Veröffentlicht am 16. November 2024, 15:27
/ ©Nicolas Vereecken
In Österreich wurde eine neue Wildbienenart entdeckt – die Fuchs-Langhornbiene.
In Österreich wurde eine neue Wildbienenart entdeckt – die Fuchs-Langhornbiene.
Neue Bienenart für Österreich: Heuer wurde erstmals eine Fuchs Langhornbiene in unserem Bundesgebiet nachgewiesen. Diese neue Art für Österreich stammt ursprünglich aus dem Mittelmeerraum.
Der Österreichische Wildbienenrat prämierte bei seiner Jahresversammlung den „Bedeutendsten Wildbienenfund des Jahres“: und zwar die Fuchs Langhornbiene, Eucera vulpes – ein Erstnachweis und somit eine neue Art für Österreich! Unter den Favoriten fanden sich weitere äußerst interessante Funde: zum Beispiel eine Wildbiene in einem Geldautomaten, der Erstnachweis einer Art für Oberösterreich, ein außergewöhnlich alter Nachweis – nämlich von 1886 – aus dem Naturhistorischen Museum Wien sowie mehrere „Arealerweiterungen“ – das sind Nachweise von Bienenarten außerhalb ihres ursprünglichen Verbreitungsgebiets.

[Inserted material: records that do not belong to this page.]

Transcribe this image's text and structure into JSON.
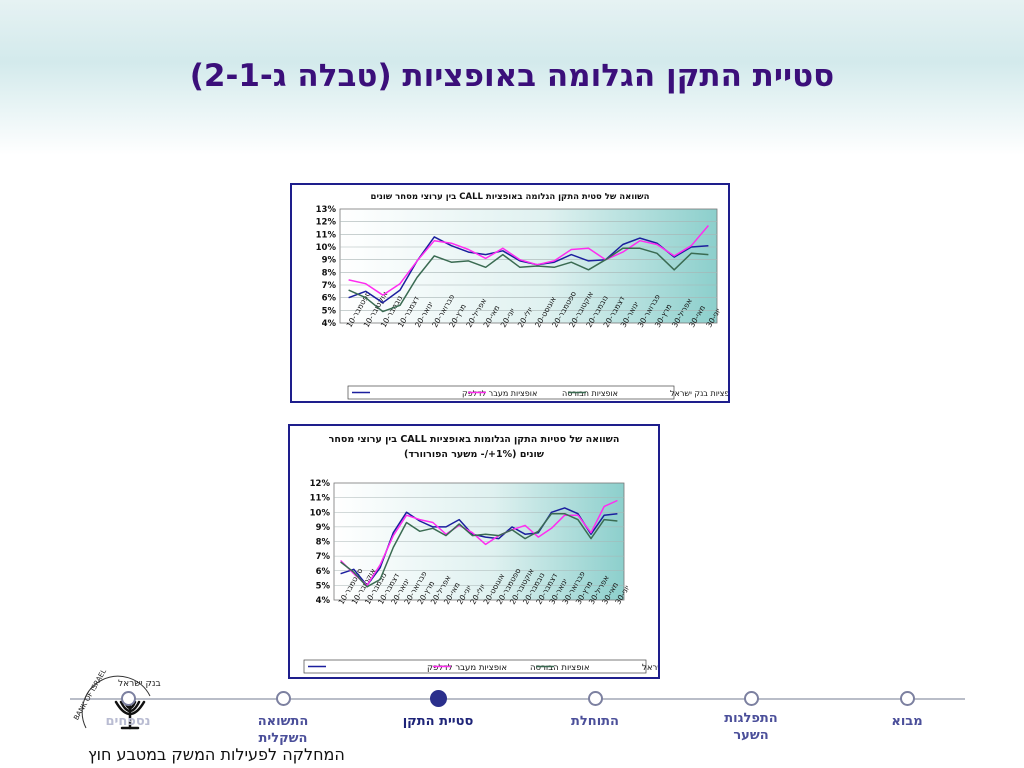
{
  "slide": {
    "title": "סטיית התקן הגלומה באופציות (טבלה ג-2-1)",
    "department": "המחלקה לפעילות המשק במטבע חוץ"
  },
  "logo": {
    "text_top": "בנק ישראל",
    "text_bottom": "BANK OF ISRAEL"
  },
  "nav": {
    "items": [
      {
        "label": "נספחים",
        "active": false
      },
      {
        "label": "התשואה השקלית",
        "active": false
      },
      {
        "label": "סטיית התקן",
        "active": true
      },
      {
        "label": "התוחלת",
        "active": false
      },
      {
        "label": "התפלגות השער",
        "active": false
      },
      {
        "label": "מבוא",
        "active": false
      }
    ]
  },
  "colors": {
    "series_dalpak": "#1b1f9e",
    "series_bursa": "#ff2cf0",
    "series_boi": "#3a6b52",
    "title": "#3b0f7a",
    "nav_active": "#2a2f8c"
  },
  "chart_data": [
    {
      "type": "line",
      "title": "השוואה של סטית התקן הגלומה באופציות CALL בין ערוצי מסחר שונים",
      "categories": [
        "ספטמבר-10",
        "אוקטובר-10",
        "נובמבר-10",
        "דצמבר-10",
        "ינואר-20",
        "פברואר-20",
        "מרץ-20",
        "אפריל-20",
        "מאי-20",
        "יוני-20",
        "יולי-20",
        "אוגוסט-20",
        "ספטמבר-20",
        "אוקטובר-20",
        "נובמבר-20",
        "דצמבר-20",
        "ינואר-30",
        "פברואר-30",
        "מרץ-30",
        "אפריל-30",
        "מאי-30",
        "יוני-30"
      ],
      "y_ticks": [
        "4%",
        "5%",
        "6%",
        "7%",
        "8%",
        "9%",
        "10%",
        "11%",
        "12%",
        "13%"
      ],
      "ylim": [
        4,
        13
      ],
      "legend": "bottom",
      "series": [
        {
          "name": "אופציות מעבר לדלפק",
          "color_key": "series_dalpak",
          "values": [
            6.0,
            6.5,
            5.6,
            6.6,
            8.9,
            10.8,
            10.1,
            9.6,
            9.4,
            9.7,
            8.9,
            8.6,
            8.8,
            9.4,
            8.9,
            9.0,
            10.2,
            10.7,
            10.3,
            9.2,
            10.0,
            10.1
          ]
        },
        {
          "name": "אופציות הבורסה",
          "color_key": "series_bursa",
          "values": [
            7.4,
            7.1,
            6.2,
            7.1,
            8.9,
            10.5,
            10.3,
            9.8,
            9.1,
            9.9,
            9.0,
            8.6,
            8.9,
            9.8,
            9.9,
            9.0,
            9.6,
            10.5,
            10.2,
            9.3,
            10.1,
            11.7
          ]
        },
        {
          "name": "אופציות בנק ישראל",
          "color_key": "series_boi",
          "values": [
            6.6,
            6.0,
            4.9,
            5.4,
            7.6,
            9.3,
            8.8,
            8.9,
            8.4,
            9.4,
            8.4,
            8.5,
            8.4,
            8.8,
            8.2,
            9.0,
            9.9,
            9.9,
            9.5,
            8.2,
            9.5,
            9.4
          ]
        }
      ]
    },
    {
      "type": "line",
      "title": "השוואה של סטיות התקן הגלומות באופציות CALL בין ערוצי מסחר",
      "subtitle": "שונים (1%+/-  משער הפורוורד)",
      "categories": [
        "ספטמבר-10",
        "אוקטובר-10",
        "נובמבר-10",
        "דצמבר-10",
        "ינואר-20",
        "פברואר-20",
        "מרץ-20",
        "אפריל-20",
        "מאי-20",
        "יוני-20",
        "יולי-20",
        "אוגוסט-20",
        "ספטמבר-20",
        "אוקטובר-20",
        "נובמבר-20",
        "דצמבר-20",
        "ינואר-30",
        "פברואר-30",
        "מרץ-30",
        "אפריל-30",
        "מאי-30",
        "יוני-30"
      ],
      "y_ticks": [
        "4%",
        "5%",
        "6%",
        "7%",
        "8%",
        "9%",
        "10%",
        "11%",
        "12%"
      ],
      "ylim": [
        4,
        12
      ],
      "legend": "bottom",
      "series": [
        {
          "name": "אופציות מעבר לדלפק",
          "color_key": "series_dalpak",
          "values": [
            5.8,
            6.1,
            5.0,
            6.2,
            8.6,
            10.0,
            9.4,
            9.0,
            9.0,
            9.5,
            8.5,
            8.3,
            8.2,
            9.0,
            8.5,
            8.6,
            10.0,
            10.3,
            9.9,
            8.5,
            9.8,
            9.9
          ]
        },
        {
          "name": "אופציות הבורסה",
          "color_key": "series_bursa",
          "values": [
            6.7,
            5.8,
            5.0,
            6.4,
            8.4,
            9.8,
            9.5,
            9.3,
            8.5,
            9.1,
            8.6,
            7.8,
            8.4,
            8.8,
            9.1,
            8.3,
            8.9,
            9.8,
            9.8,
            8.6,
            10.4,
            10.8
          ]
        },
        {
          "name": "אופציות בנק ישראל",
          "color_key": "series_boi",
          "values": [
            6.6,
            5.9,
            4.9,
            5.4,
            7.6,
            9.3,
            8.7,
            8.9,
            8.4,
            9.2,
            8.4,
            8.5,
            8.4,
            8.8,
            8.2,
            8.7,
            9.9,
            9.9,
            9.5,
            8.2,
            9.5,
            9.4
          ]
        }
      ]
    }
  ]
}
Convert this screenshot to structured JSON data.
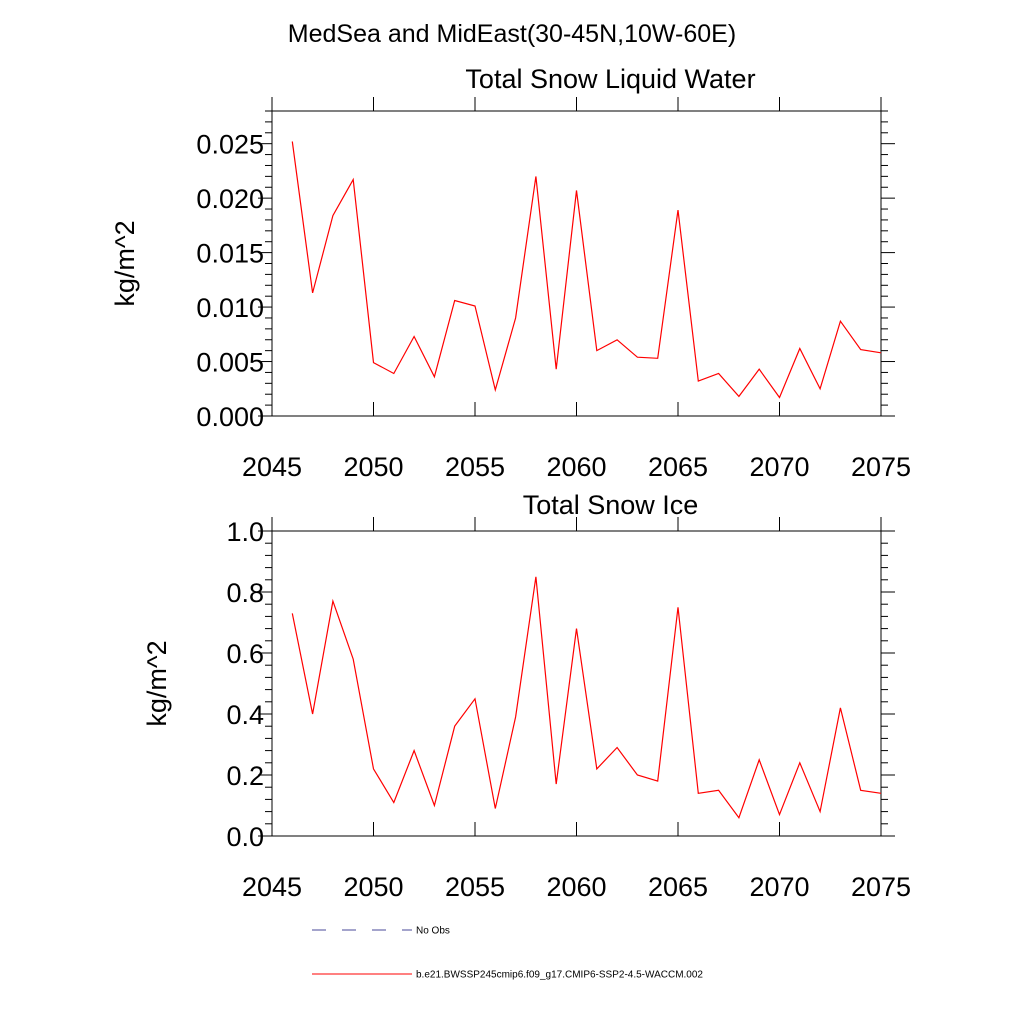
{
  "figure": {
    "main_title": "MedSea and MidEast(30-45N,10W-60E)"
  },
  "colors": {
    "model_line": "#ff0000",
    "obs_line": "#4a4a9a",
    "axis": "#000000"
  },
  "legend": {
    "entries": [
      {
        "label": "No Obs",
        "style": "dashed",
        "color": "#4a4a9a"
      },
      {
        "label": "b.e21.BWSSP245cmip6.f09_g17.CMIP6-SSP2-4.5-WACCM.002",
        "style": "solid",
        "color": "#ff0000"
      }
    ]
  },
  "chart_data": [
    {
      "type": "line",
      "title": "Total Snow Liquid Water",
      "xlabel": "",
      "ylabel": "kg/m^2",
      "xlim": [
        2045,
        2075
      ],
      "ylim": [
        0,
        0.028
      ],
      "x_ticks": [
        2045,
        2050,
        2055,
        2060,
        2065,
        2070,
        2075
      ],
      "x_tick_labels": [
        "2045",
        "2050",
        "2055",
        "2060",
        "2065",
        "2070",
        "2075"
      ],
      "y_ticks": [
        0,
        0.005,
        0.01,
        0.015,
        0.02,
        0.025
      ],
      "y_tick_labels": [
        "0.000",
        "0.005",
        "0.010",
        "0.015",
        "0.020",
        "0.025"
      ],
      "grid": false,
      "series": [
        {
          "color": "#ff0000",
          "x": [
            2046,
            2047,
            2048,
            2049,
            2050,
            2051,
            2052,
            2053,
            2054,
            2055,
            2056,
            2057,
            2058,
            2059,
            2060,
            2061,
            2062,
            2063,
            2064,
            2065,
            2066,
            2067,
            2068,
            2069,
            2070,
            2071,
            2072,
            2073,
            2074,
            2075
          ],
          "values": [
            0.0252,
            0.0113,
            0.0184,
            0.0217,
            0.0049,
            0.0039,
            0.0073,
            0.0036,
            0.0106,
            0.0101,
            0.0024,
            0.009,
            0.022,
            0.0043,
            0.0207,
            0.006,
            0.007,
            0.0054,
            0.0053,
            0.0189,
            0.0032,
            0.0039,
            0.0018,
            0.0043,
            0.0017,
            0.0062,
            0.0025,
            0.0087,
            0.0061,
            0.0058
          ]
        }
      ]
    },
    {
      "type": "line",
      "title": "Total Snow Ice",
      "xlabel": "",
      "ylabel": "kg/m^2",
      "xlim": [
        2045,
        2075
      ],
      "ylim": [
        0,
        1.0
      ],
      "x_ticks": [
        2045,
        2050,
        2055,
        2060,
        2065,
        2070,
        2075
      ],
      "x_tick_labels": [
        "2045",
        "2050",
        "2055",
        "2060",
        "2065",
        "2070",
        "2075"
      ],
      "y_ticks": [
        0,
        0.2,
        0.4,
        0.6,
        0.8,
        1.0
      ],
      "y_tick_labels": [
        "0.0",
        "0.2",
        "0.4",
        "0.6",
        "0.8",
        "1.0"
      ],
      "grid": false,
      "series": [
        {
          "color": "#ff0000",
          "x": [
            2046,
            2047,
            2048,
            2049,
            2050,
            2051,
            2052,
            2053,
            2054,
            2055,
            2056,
            2057,
            2058,
            2059,
            2060,
            2061,
            2062,
            2063,
            2064,
            2065,
            2066,
            2067,
            2068,
            2069,
            2070,
            2071,
            2072,
            2073,
            2074,
            2075
          ],
          "values": [
            0.73,
            0.4,
            0.77,
            0.58,
            0.22,
            0.11,
            0.28,
            0.1,
            0.36,
            0.45,
            0.09,
            0.39,
            0.85,
            0.17,
            0.68,
            0.22,
            0.29,
            0.2,
            0.18,
            0.75,
            0.14,
            0.15,
            0.06,
            0.25,
            0.07,
            0.24,
            0.08,
            0.42,
            0.15,
            0.14
          ]
        }
      ]
    }
  ]
}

Neue Wildbienenart für Österreich
Die Fuchs-Langhornbiene, Eucera vulpes, der bedeutendste Wildbienenfund des Jahres, stammt aus einem Luzernefeld in Tadten im Ostburgenland und wurde im Rahmen des Projektes FRAMEwork gesammelt. Experten der BOKU University und Herbert Zettel vom Naturhistorischen Museum Wien waren mit der nicht ganz einfachen Bestimmung des Tieres betraut, da die Art normalerweise vorwiegend im mediterranen Raum vorkommt. „Die klimatischen Bedingungen werden für manche Wildbienenarten aktuell auch in nördlicheren Gebieten günstiger. Das führt dazu, dass sie aus dem Mittelmeerraum gen Norden und somit auch nach Österreich wandern, wo sie sich bevorzugt im wärmebegünstigten Osten des Landes ansiedeln“, erklärt Sophie Kratschmer vom Institut für Zoologie der BOKU University.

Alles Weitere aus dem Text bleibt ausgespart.